The engine has to come out and apart anyway because it's leaking an obnoxious amount of oil. It seems to be seeping around the head gasket and the upper oil pan and crank seals also appear to be leaking. But it seems like a waste of time to replace all of the engine seals if the engine is still going to be smokey. The replacement radiator is now leaking around the seams (but not a lot, at least).
All of the window and door rubber needs to be replaced and I can't afford the expense. The rocker panels and floors are rusted out but the rest of the car is solid, which is strange. The firewall needs to be patched up as well because it's got holes rusted in it. The paint is mostly in great shape except for where the diesel exhaust reacted with the paint and it's flaking off on the trunk and rear face of the car (and of course in the rocker panel area where there is metal missing). I would recommend replacing/patching the panels then paint matching and respraying only the bad paint areas.
But, this is too unrealistic of a project. If I only had one car then MAYBE I could repair the things this car needs but I'm focusing on the 300SD.
Now, the good thing about this car is that I have replaced many, many parts, mostly with genuine Mercedes parts or OEM equivalents. A short list of things I have replaced are radiator hoses, water pump, bypass tube, thermostat, Continental belts, valve cover gasket, exhaust hangers and tip, converted to Bosch H4 headlights, new Bosch alternator, the entire brake system is new or rebuilt (including ATE hoses and calipers) except for the hard lines and brake booster, NOS fuse box, Mahle fuel and oil filters, all hose replaced with biodiesel-resistant hose, fuel tank "cleaned", according to place I sent it to, Monark primer pump, rebuilt injectors with Monark tips, new fuel pump diaphragm and calibration, shift boot and bushing kit (except for the two on the transmission end), new ATE clutch cylinders and hose, and clutch was replaced by previous owner (I have receipt and old parts in good condition). I have receipts for almost all parts I installed.
The door panels, dashboard, seats, and headliner are in good condition and are not sun damaged since the car has green tinted glass. The dash pad is near perfect other than a spot where someone pushed against it when pulling the starter knob. I think everything is operational except for the blower motor which quit suddenly after hearing a "crunch". I made a 2,000 mile trip in this car without a breakdown.
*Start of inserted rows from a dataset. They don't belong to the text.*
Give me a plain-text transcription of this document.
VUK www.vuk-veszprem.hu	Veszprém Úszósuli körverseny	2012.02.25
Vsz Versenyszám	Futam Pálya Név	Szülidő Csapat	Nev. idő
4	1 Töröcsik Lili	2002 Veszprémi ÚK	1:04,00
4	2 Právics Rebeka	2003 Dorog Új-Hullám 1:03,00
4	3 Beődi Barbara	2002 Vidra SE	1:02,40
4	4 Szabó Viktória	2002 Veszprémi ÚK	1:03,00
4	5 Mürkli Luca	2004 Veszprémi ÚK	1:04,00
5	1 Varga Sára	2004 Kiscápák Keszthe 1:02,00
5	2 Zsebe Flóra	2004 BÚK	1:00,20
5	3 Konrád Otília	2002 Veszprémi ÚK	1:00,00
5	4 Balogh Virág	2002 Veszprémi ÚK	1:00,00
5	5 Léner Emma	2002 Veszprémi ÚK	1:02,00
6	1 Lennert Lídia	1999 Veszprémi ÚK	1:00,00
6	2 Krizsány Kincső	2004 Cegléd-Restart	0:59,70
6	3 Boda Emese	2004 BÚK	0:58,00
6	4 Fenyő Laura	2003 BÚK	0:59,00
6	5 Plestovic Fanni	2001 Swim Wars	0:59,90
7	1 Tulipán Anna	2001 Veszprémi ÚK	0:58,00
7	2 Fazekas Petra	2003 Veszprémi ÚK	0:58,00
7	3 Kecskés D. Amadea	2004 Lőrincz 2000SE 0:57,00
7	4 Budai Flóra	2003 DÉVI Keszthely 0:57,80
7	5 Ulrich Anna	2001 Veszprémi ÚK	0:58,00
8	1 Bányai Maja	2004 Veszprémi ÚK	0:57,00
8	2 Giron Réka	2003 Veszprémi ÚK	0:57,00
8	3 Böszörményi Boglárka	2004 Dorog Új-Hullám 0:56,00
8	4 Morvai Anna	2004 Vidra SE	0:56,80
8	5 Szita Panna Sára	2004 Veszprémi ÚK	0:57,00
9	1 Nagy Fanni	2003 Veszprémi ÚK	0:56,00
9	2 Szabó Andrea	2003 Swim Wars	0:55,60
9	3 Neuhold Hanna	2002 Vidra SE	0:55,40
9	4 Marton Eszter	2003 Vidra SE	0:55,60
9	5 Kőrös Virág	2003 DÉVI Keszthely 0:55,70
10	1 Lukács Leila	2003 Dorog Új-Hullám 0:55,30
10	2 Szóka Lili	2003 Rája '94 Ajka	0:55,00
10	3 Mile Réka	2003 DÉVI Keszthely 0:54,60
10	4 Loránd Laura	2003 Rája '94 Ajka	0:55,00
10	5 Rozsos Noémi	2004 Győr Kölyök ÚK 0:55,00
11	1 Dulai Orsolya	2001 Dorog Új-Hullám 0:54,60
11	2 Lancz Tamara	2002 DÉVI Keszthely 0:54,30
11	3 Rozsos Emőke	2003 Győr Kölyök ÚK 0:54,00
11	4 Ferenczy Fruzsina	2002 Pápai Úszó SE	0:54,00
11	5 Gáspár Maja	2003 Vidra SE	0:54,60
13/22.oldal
The tires have lots of tread left but are starting to weather check on the sidewalls. I have replaced all fluids in the vehicle (except for the steering gearbox), including proper orange coolant, Amsoil synthetic 15W40 engine oil with high zinc and phosphorous levels, Redline D4 ATF in the transmission, and Redline gear oil in the differential. I also packed the front bearings with Mobil1 synthetic grease and lubricated all chassis points according to the factory chart. I replaced the tie rods with good used parts and replaced the damper. The center link has not been replaced and has a little slop but the steering is tolerably tight.
I very carefully and precisely cut the dashboard opening out to install a modern Blaupunkt Bahamas CD/MP3 player.
Would $2,000 or best offer be a realistic asking price? This isn't some car that's been sitting for ages with a bad interior and horrible paint. And it has lots of new, quality parts. But, the engine probably needs to be rebuilt and it needs rust repair and new window and door seals. And a radiator recore. The good thing is it should be able to be driven anywhere in the USA if you keep a watch on the oil and coolant level. It used 1 quart of oil in 2,000 miles and almost no coolant during my trip a couple of months ago.
I would consider trading/partial trading for quality W116 chassis parts like NOS tan or brown vinyl seat skins, mint condition seat frames (especially the back seat), OEM door and window seals, mint condition tan interior parts, bundt wheels, etc.
These are just some thoughts as I don't think I can realistically fix this car within my budget and want to focus on my 300SD. I want to see if there is any interest in it or any interesting trade propositions. I'd love to trade for paint and body work on my 300SD.